McGahn is not obligated to respect an entirely fraudulent assertion of immunity. His obligation is to respond to a legally authorized subpoena or face the consequences, including contempt. Beyond his legal peril, any pretensions he had to rescue his reputation, following in the footsteps of John Dean, evaporated with his decision to knuckle under to the White House. As Rocah puts it, “He can still testify and he absolutely should both because it’s the right thing to do and because Trump has impugned his integrity and accused him of lying to Mueller.”

Likewise, former Justice Department spokesman Matthew Miller observes, “McGahn should do his patriotic duty and show up.” However, he noted that McGahn has been all too willing to leak stories that make himself sound heroic, but “when it comes time to put his country first, he’s falling into line just like the rest of the acolytes around the president.”

Meanwhile, a federal court in a 41-page opinion rejected Trump’s attempt to block a subpoena for his financial documents from the Mazars accounting firm, emphatically rejecting the notion that Congress lacks oversight authority:

So long as Congress investigates on a subject matter on which “legislation could be had,” Congress acts as contemplated by Article I of the Constitution. Applying those principles here compels the conclusion that President Trump cannot block the subpoena to Mazars. According to the Oversight Committee, it believes that the requested records will aid its consideration of strengthening ethics and disclosure laws, as well as amending the penalties for violating such laws. The Committee also says that the records will assist in monitoring the President’s compliance with the Foreign Emoluments Clauses.
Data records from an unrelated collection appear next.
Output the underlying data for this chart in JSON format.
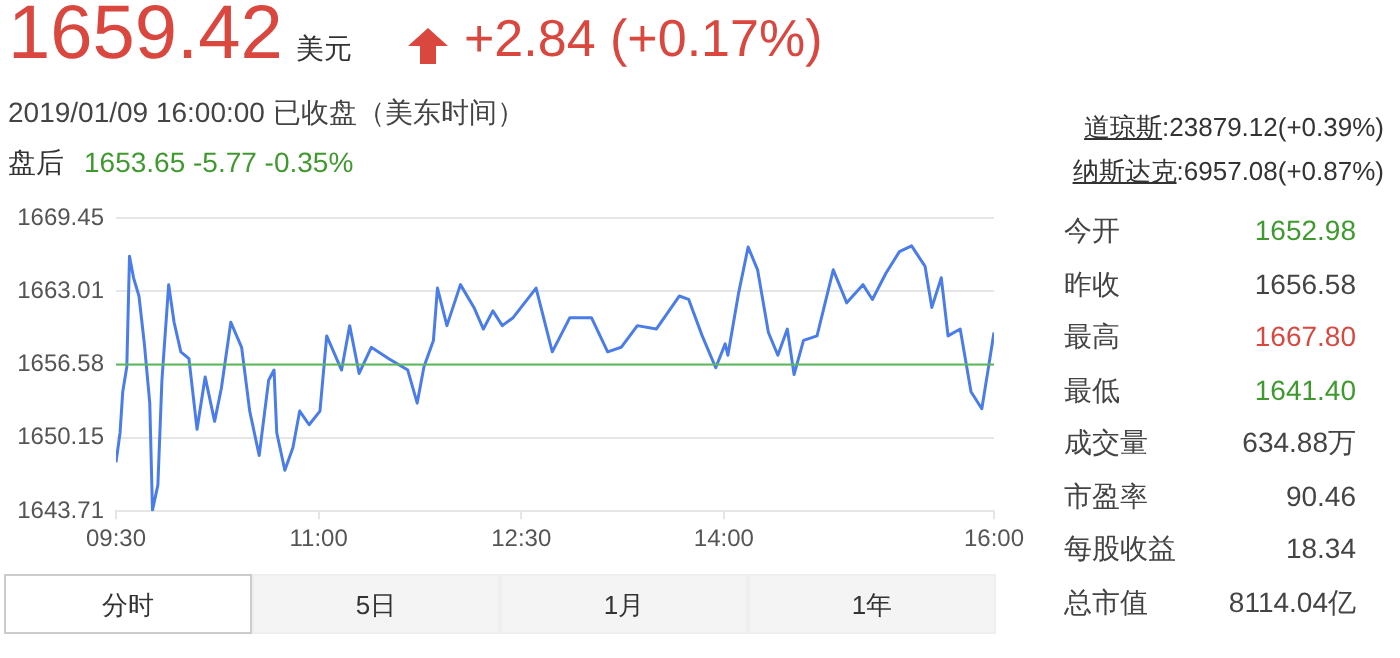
{
  "chart_data": {
    "type": "line",
    "title": "1659.42",
    "annotations": [
      "美元",
      "+2.84 (+0.17%)",
      "2019/01/09 16:00:00 已收盘（美东时间）",
      "盘后",
      "1653.65 -5.77 -0.35%",
      "道琼斯:23879.12(+0.39%)",
      "纳斯达克:6957.08(+0.87%)",
      "今开",
      "1652.98",
      "昨收",
      "1656.58",
      "最高",
      "1667.80",
      "最低",
      "1641.40",
      "成交量",
      "634.88万",
      "市盈率",
      "90.46",
      "每股收益",
      "18.34",
      "总市值",
      "8114.04亿",
      "分时",
      "5日",
      "1月",
      "1年"
    ],
    "x": [
      9.5,
      9.53,
      9.55,
      9.58,
      9.6,
      9.63,
      9.67,
      9.71,
      9.75,
      9.77,
      9.81,
      9.84,
      9.89,
      9.93,
      9.98,
      10.04,
      10.1,
      10.16,
      10.23,
      10.28,
      10.35,
      10.43,
      10.49,
      10.56,
      10.63,
      10.67,
      10.69,
      10.75,
      10.81,
      10.86,
      10.93,
      11.01,
      11.06,
      11.17,
      11.23,
      11.3,
      11.39,
      11.52,
      11.66,
      11.73,
      11.78,
      11.85,
      11.88,
      11.95,
      12.05,
      12.15,
      12.22,
      12.29,
      12.36,
      12.44,
      12.61,
      12.73,
      12.86,
      13.02,
      13.14,
      13.24,
      13.36,
      13.5,
      13.67,
      13.74,
      13.84,
      13.94,
      14.01,
      14.03,
      14.11,
      14.18,
      14.25,
      14.33,
      14.4,
      14.47,
      14.52,
      14.59,
      14.69,
      14.81,
      14.91,
      15.03,
      15.1,
      15.2,
      15.3,
      15.39,
      15.49,
      15.54,
      15.61,
      15.66,
      15.75,
      15.83,
      15.91,
      15.96,
      16.0
    ],
    "series": [
      {
        "color": "#4a7de8",
        "values": [
          1648.0,
          1650.6,
          1654.2,
          1656.4,
          1666.1,
          1664.2,
          1662.6,
          1658.4,
          1653.2,
          1643.8,
          1646.0,
          1655.2,
          1663.6,
          1660.3,
          1657.7,
          1657.1,
          1650.9,
          1655.5,
          1651.6,
          1654.5,
          1660.3,
          1658.1,
          1652.5,
          1648.6,
          1655.2,
          1656.1,
          1650.6,
          1647.3,
          1649.3,
          1652.5,
          1651.3,
          1652.5,
          1659.1,
          1656.1,
          1660.0,
          1655.8,
          1658.1,
          1657.1,
          1656.1,
          1653.2,
          1656.4,
          1658.7,
          1663.3,
          1660.0,
          1663.6,
          1661.6,
          1659.7,
          1661.3,
          1660.0,
          1660.7,
          1663.3,
          1657.7,
          1660.7,
          1660.7,
          1657.7,
          1658.1,
          1660.0,
          1659.7,
          1662.6,
          1662.3,
          1659.1,
          1656.3,
          1658.4,
          1657.4,
          1662.9,
          1666.9,
          1664.9,
          1659.4,
          1657.4,
          1659.7,
          1655.7,
          1658.7,
          1659.1,
          1664.9,
          1662.0,
          1663.6,
          1662.3,
          1664.6,
          1666.5,
          1667.0,
          1665.2,
          1661.6,
          1664.2,
          1659.1,
          1659.7,
          1654.2,
          1652.7,
          1656.4,
          1659.4
        ]
      }
    ],
    "xlim": [
      9.5,
      16.0
    ],
    "xticks": [
      {
        "value": 9.5,
        "label": "09:30"
      },
      {
        "value": 11,
        "label": "11:00"
      },
      {
        "value": 12.5,
        "label": "12:30"
      },
      {
        "value": 14,
        "label": "14:00"
      },
      {
        "value": 16,
        "label": "16:00"
      }
    ],
    "ylim": [
      1643.71,
      1669.45
    ],
    "yticks": [
      1643.71,
      1650.15,
      1656.58,
      1663.01,
      1669.45
    ],
    "ref_lines": [
      {
        "axis": "y",
        "value": 1656.58,
        "color": "#5cb85c"
      }
    ],
    "grid": "y",
    "legend": false,
    "marker": "none",
    "line_style": "solid"
  }
}
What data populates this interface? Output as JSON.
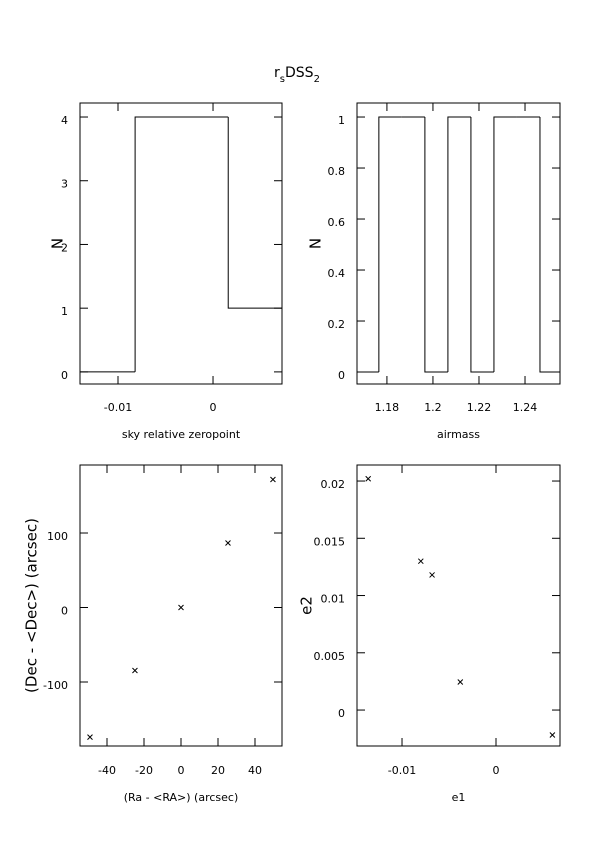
{
  "title": [
    {
      "text": "r"
    },
    {
      "text": "s",
      "sub": true
    },
    {
      "text": "DSS"
    },
    {
      "text": "2",
      "sub": true
    }
  ],
  "chart_data": [
    {
      "type": "histogram",
      "x_label": "sky relative zeropoint",
      "y_label": "N",
      "bins": [
        -0.014,
        -0.0082,
        0.0016,
        0.0073
      ],
      "counts": [
        0,
        4,
        1
      ],
      "xlim": [
        -0.014,
        0.00726
      ],
      "xticks": [
        -0.01,
        0
      ],
      "ylim": [
        -0.19,
        4.22
      ],
      "yticks": [
        0,
        1,
        2,
        3,
        4
      ],
      "color": "#000000"
    },
    {
      "type": "histogram",
      "x_label": "airmass",
      "y_label": "N",
      "bins": [
        1.1665,
        1.1765,
        1.1865,
        1.1965,
        1.2065,
        1.2165,
        1.2265,
        1.2365,
        1.2465,
        1.2565
      ],
      "counts": [
        0,
        1,
        1,
        0,
        1,
        0,
        1,
        1,
        0
      ],
      "xlim": [
        1.167,
        1.2552
      ],
      "xticks": [
        1.18,
        1.2,
        1.22,
        1.24
      ],
      "ylim": [
        -0.047,
        1.055
      ],
      "yticks": [
        0,
        0.2,
        0.4,
        0.6,
        0.8,
        1
      ],
      "color": "#000000"
    },
    {
      "type": "scatter",
      "x_label": "(Ra - <RA>) (arcsec)",
      "y_label": "(Dec - <Dec>) (arcsec)",
      "x": [
        -49.2,
        -24.9,
        0,
        25.4,
        49.7
      ],
      "y": [
        -174,
        -84.6,
        0,
        86.6,
        171.8
      ],
      "xlim": [
        -54.6,
        54.6
      ],
      "xticks": [
        -40,
        -20,
        0,
        20,
        40
      ],
      "ylim": [
        -185.9,
        191.3
      ],
      "yticks": [
        -100,
        0,
        100
      ],
      "color": "#000000"
    },
    {
      "type": "scatter",
      "x_label": "e1",
      "y_label": "e2",
      "x": [
        -0.0136,
        -0.008,
        -0.0068,
        -0.0038,
        0.006
      ],
      "y": [
        0.0202,
        0.013,
        0.0118,
        0.00245,
        -0.00218
      ],
      "xlim": [
        -0.01479,
        0.00681
      ],
      "xticks": [
        -0.01,
        0
      ],
      "ylim": [
        -0.00314,
        0.0214
      ],
      "yticks": [
        0,
        0.005,
        0.01,
        0.015,
        0.02
      ],
      "color": "#000000"
    }
  ]
}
These are facially valid legislative purposes, and it is not for the court to question whether the Committee’s actions are truly motivated by political considerations

The court observed, “Congress reasonably might consider those documents in connection with deciding whether to legislate on federal ethics laws and regulations. ... Investigating whether the President is abiding by the Foreign Emoluments Clause is likewise a subject on which legislation, or similar congressional action, could be had.” And Congress, of course, has the impeachment power. “It is simply not fathomable that a Constitution that grants Congress the power to remove a President for reasons including criminal behavior would deny Congress the power to investigate him for unlawful conduct—past or present—even without formally opening an impeachment inquiry,” the court found.

In rejecting Trump’s blanket denial of Congress’s oversight power, the court handed the House its first significant victory in Trump’s ongoing war against the legislative branch. If Trump attempts to block production of documents, he would then be in contempt of court, a new assault on constitutional government.

The ruling should hearten the House on two grounds. First, when dealing with subpoenas and witnesses, the House can turn to the courts to end Trump’s stonewalling. Second, the speed with which the court acted should throw doubt on Trump’s attempts to delay and run out the clock before the 2020 election.

For House Speaker Nancy Pelosi (D-Calif.), under increasing pressure to initiate impeachment hearings, the rule might give her some breathing space. Now, however, it will be up to the House to enlist the judicial branch in compelling witnesses such as McGahn to testify.

We see a crack opening in Trump’s unconstitutional stonewall strategy. It’s the courts that might have the will and the ability to defuse a constitutional standoff.